Category: Mental Health
Expert:  Dr. Rossi replied 3 years ago.

Hi, If your mother is in her 50's, this could be caused by different things.


1) may be a low level of B vitamins in which case shots would be administered and correct the problem (especially if you see the lying to be as a result of poor recall rather than trying to be deceitful). 2) Depression can cause concentration/memory problems as well as be linked to anxiety. You've mentioned about her missing turns. This could be because of fear of driving, or at least an anxiety attack. As a result, she is so consumed by her emotions that her mind is not paying attention to what is going on.


Could this also be as a result of her fear of getting lost/forgetting how to get back if she's going to an unfamiliar place?

3) In some cases, it is not unusual to start experiencing an early onset of dementia. How you handle the situation would depend largely on A) what you sense the behavior may be triggered by and B) her willingness to accept help.
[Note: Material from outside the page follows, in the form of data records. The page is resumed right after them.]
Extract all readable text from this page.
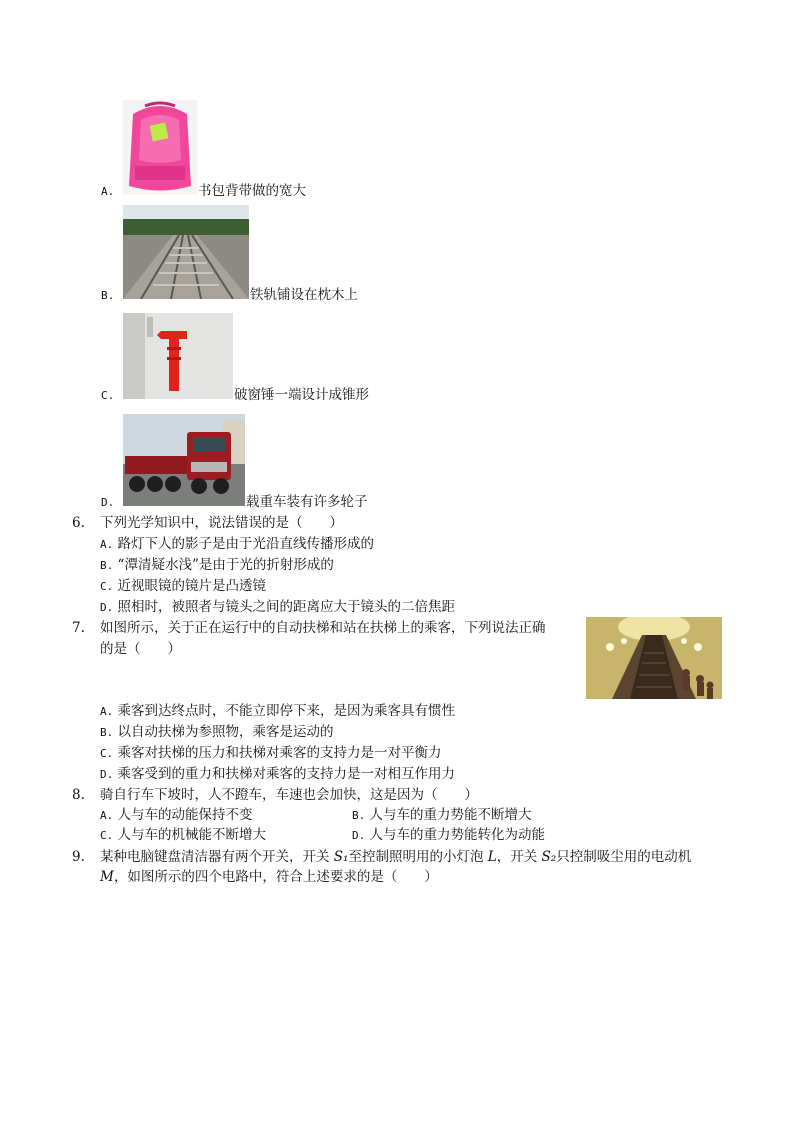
A.	书包背带做的宽大
B.	铁轨铺设在枕木上
C.	破窗锤一端设计成锥形
D.	载重车装有许多轮子
6. 下列光学知识中，说法错误的是（　　）
A. 路灯下人的影子是由于光沿直线传播形成的
B. “潭清疑水浅”是由于光的折射形成的
C. 近视眼镜的镜片是凸透镜
D. 照相时，被照者与镜头之间的距离应大于镜头的二倍焦距
7. 如图所示，关于正在运行中的自动扶梯和站在扶梯上的乘客，下列说法正确
的是（　　）
A. 乘客到达终点时，不能立即停下来，是因为乘客具有惯性
B. 以自动扶梯为参照物，乘客是运动的
C. 乘客对扶梯的压力和扶梯对乘客的支持力是一对平衡力
D. 乘客受到的重力和扶梯对乘客的支持力是一对相互作用力
8. 骑自行车下坡时，人不蹬车，车速也会加快，这是因为（　　）
A. 人与车的动能保持不变	B. 人与车的重力势能不断增大
C. 人与车的机械能不断增大	D. 人与车的重力势能转化为动能
9. 某种电脑键盘清洁器有两个开关，开关 S₁至控制照明用的小灯泡 L，开关 S₂只控制吸尘用的电动机
M，如图所示的四个电路中，符合上述要求的是（　　）
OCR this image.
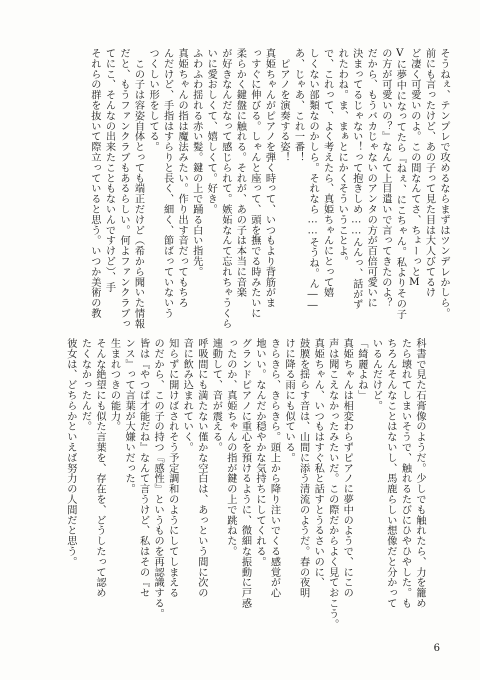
そうねぇ、テンプレで攻めるならまずはツンデレかしら。

前にも言ったけど、あの子って見た目は大人びてるけ

ど凄く可愛いのよ。この間なんてさ、ちょーっとM

Vに夢中になってたら『ねぇ、にこちゃん。私よりその子

の方が可愛いの？』なんて上目遣いで言ってきたのよ？

だから、もうバカじゃないのアンタの方が百倍可愛いに

決まってるじゃない！って抱きしめ……んんっ、話がず

れたわね。ま、まぁとにかくそういうことよ。

で、これって、よく考えたら、真姫ちゃんにとって嬉

しくない部類なのかしら。それなら……そうね。ん――

あ、じゃあ、これ一番！

　ピアノを演奏する姿！

真姫ちゃんがピアノを弾く時って、いつもより背筋がま

っすぐに伸びる。しゃんと座って、頭を撫でる時みたいに

柔らかく鍵盤に触れる。それが、あの子は本当に音楽

が好きなんだなって感じられて。嫉妬なんて忘れちゃうくら

いに愛おしくて、嬉しくて。好き。

ふわふわ揺れる赤い髪。鍵の上で踊る白い指先。

真姫ちゃんの指は魔法みたい。作り出す音だってもちろ

んだけど、手指はすらりと長く、細く、節ばっていないう

つくしい形をしてる。

　この子は容姿自体とっても端正だけど（希から聞いた情報

だと、もうファンクラブもあるらしい。何よファンクラブっ

てにこ、そんなの出来たこともないんですけど）、手

それらの群を抜いて際立っていると思う。いつか美術の教

科書で見た石膏像のようだ。少しでも触れたら、力を籠め

たら壊れてしまいそうで、触れるたびにひやひやした。も

ちろんそんなことはないし、馬鹿らしい想像だと分かって

いるんだけど。

「綺麗よね」

真姫ちゃんは相変わらずピアノに夢中のようで、にこの

声は聞こえなかったみたいだ。この際だからよく見ておこう。

真姫ちゃん、いつもはすぐ私と話すとうるさいのに、

鼓膜を揺らす音は、山間に添う清流のようだ。春の夜明

けに降る雨にも似ている。

きらきら、きらきら。頭上から降り注いでくる感覚が心

地いい。なんだか穏やかな気持ちにしてくれる。

グランドピアノに重心を預けるように、微細な振動に戸惑

ったのか、真姫ちゃんの指が鍵の上で跳ねた。

連動して、音が震える。

呼吸間にも満たない僅かな空白は、あっという間に次の

音に飲み込まれていく。

知らずに開けばされそう予定調和のようにしてしまえる

のだから、この子の持つ『感性』というものを再認識する。

皆は『やつぱ才能だね』なんて言うけど、私はその『セ

ンス』って言葉が大嫌いだった。

生まれつきの能力。

そんな絶望にも似た言葉を、存在を、どうしたって認め

たくなかったんだ。

彼女は、どちらかといえば努力の人間だと思う。

6
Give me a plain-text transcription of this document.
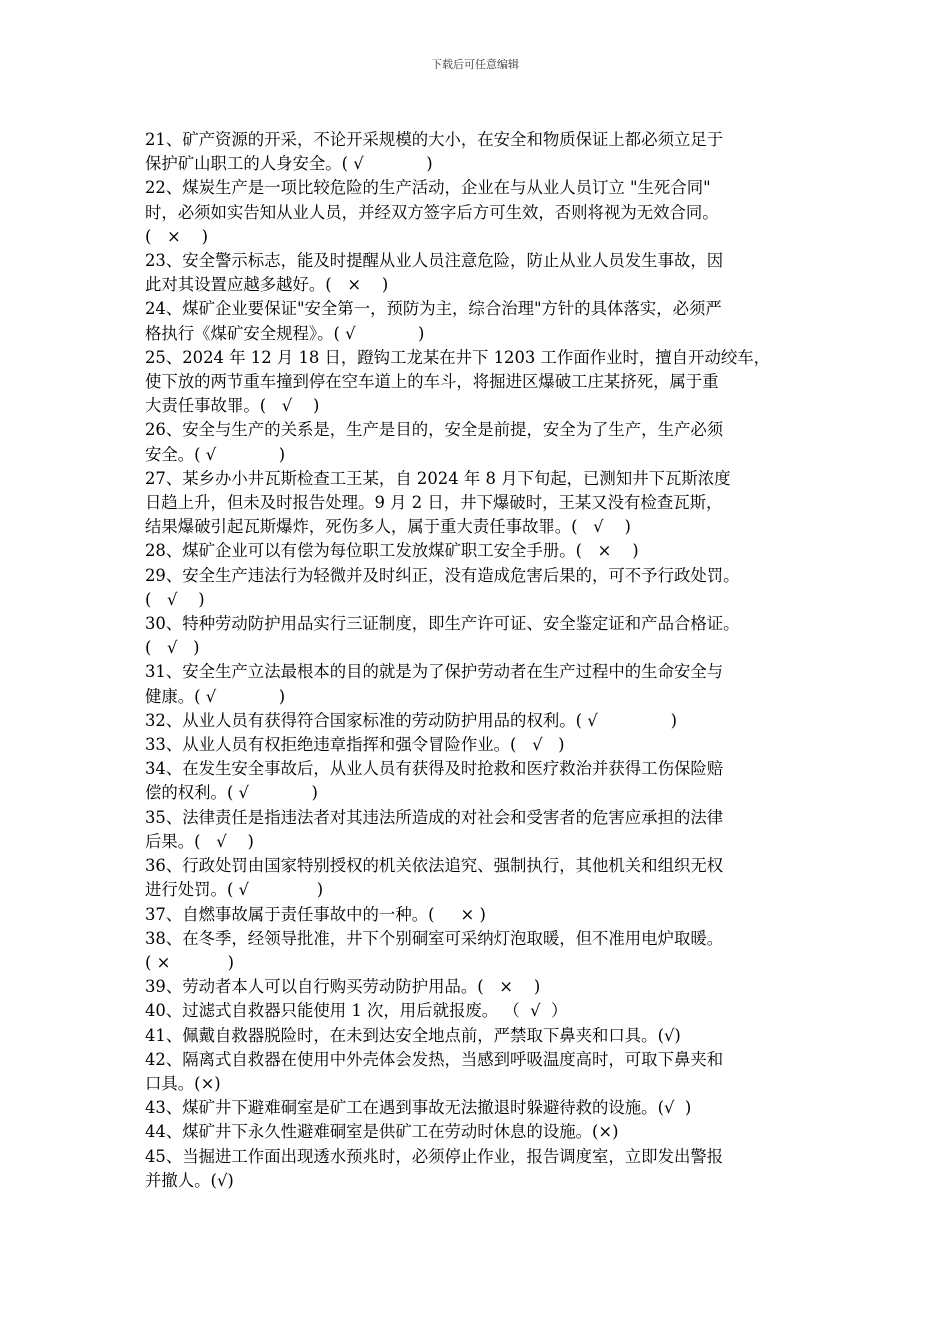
下载后可任意编辑
21、矿产资源的开采，不论开采规模的大小，在安全和物质保证上都必须立足于
保护矿山职工的人身安全。( √            )
22、煤炭生产是一项比较危险的生产活动，企业在与从业人员订立 "生死合同"
时，必须如实告知从业人员，并经双方签字后方可生效，否则将视为无效合同。
(   ×    )
23、安全警示标志，能及时提醒从业人员注意危险，防止从业人员发生事故，因
此对其设置应越多越好。(   ×    )
24、煤矿企业要保证"安全第一，预防为主，综合治理"方针的具体落实，必须严
格执行《煤矿安全规程》。( √            )
25、2024 年 12 月 18 日，蹬钩工龙某在井下 1203 工作面作业时，擅自开动绞车，
使下放的两节重车撞到停在空车道上的车斗，将掘进区爆破工庄某挤死，属于重
大责任事故罪。(   √    )
26、安全与生产的关系是，生产是目的，安全是前提，安全为了生产，生产必须
安全。( √            )
27、某乡办小井瓦斯检查工王某，自 2024 年 8 月下旬起，已测知井下瓦斯浓度
日趋上升，但未及时报告处理。9 月 2 日，井下爆破时，王某又没有检查瓦斯，
结果爆破引起瓦斯爆炸，死伤多人，属于重大责任事故罪。(   √    )
28、煤矿企业可以有偿为每位职工发放煤矿职工安全手册。(   ×    )
29、安全生产违法行为轻微并及时纠正，没有造成危害后果的，可不予行政处罚。
(   √    )
30、特种劳动防护用品实行三证制度，即生产许可证、安全鉴定证和产品合格证。
(   √   )
31、安全生产立法最根本的目的就是为了保护劳动者在生产过程中的生命安全与
健康。( √            )
32、从业人员有获得符合国家标准的劳动防护用品的权利。( √              )
33、从业人员有权拒绝违章指挥和强令冒险作业。(   √   )
34、在发生安全事故后，从业人员有获得及时抢救和医疗救治并获得工伤保险赔
偿的权利。( √            )
35、法律责任是指违法者对其违法所造成的对社会和受害者的危害应承担的法律
后果。(   √    )
36、行政处罚由国家特别授权的机关依法追究、强制执行，其他机关和组织无权
进行处罚。( √             )
37、自燃事故属于责任事故中的一种。(     × )
38、在冬季，经领导批准，井下个别硐室可采纳灯泡取暖，但不准用电炉取暖。
( ×           )
39、劳动者本人可以自行购买劳动防护用品。(   ×    )
40、过滤式自救器只能使用 1 次，用后就报废。 （  √  ）
41、佩戴自救器脱险时，在未到达安全地点前，严禁取下鼻夹和口具。(√)
42、隔离式自救器在使用中外壳体会发热，当感到呼吸温度高时，可取下鼻夹和
口具。(×)
43、煤矿井下避难硐室是矿工在遇到事故无法撤退时躲避待救的设施。(√  )
44、煤矿井下永久性避难硐室是供矿工在劳动时休息的设施。(×)
45、当掘进工作面出现透水预兆时，必须停止作业，报告调度室，立即发出警报
并撤人。(√)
If you feel that this is age related/memory problems, her GP can complete a blood panel test to rule out vitamin deficiency and other problems. If it is more of a psychiatric/neurological nature, the first step may be to see a psychiatrist. You have surely spoken to her about what is going on.


Try to take in her understanding of what she thinks is happening and why she is doing it. If this is a case where you perceive her as being untruthful rather than "ill", this too can be caused by different things such as changes in self esteem, social status, marital status/relationships, etc. Behavior is generally purposeful; it serves a purpose to the doer no matter how strange or maladaptive it may appear to the outside observers.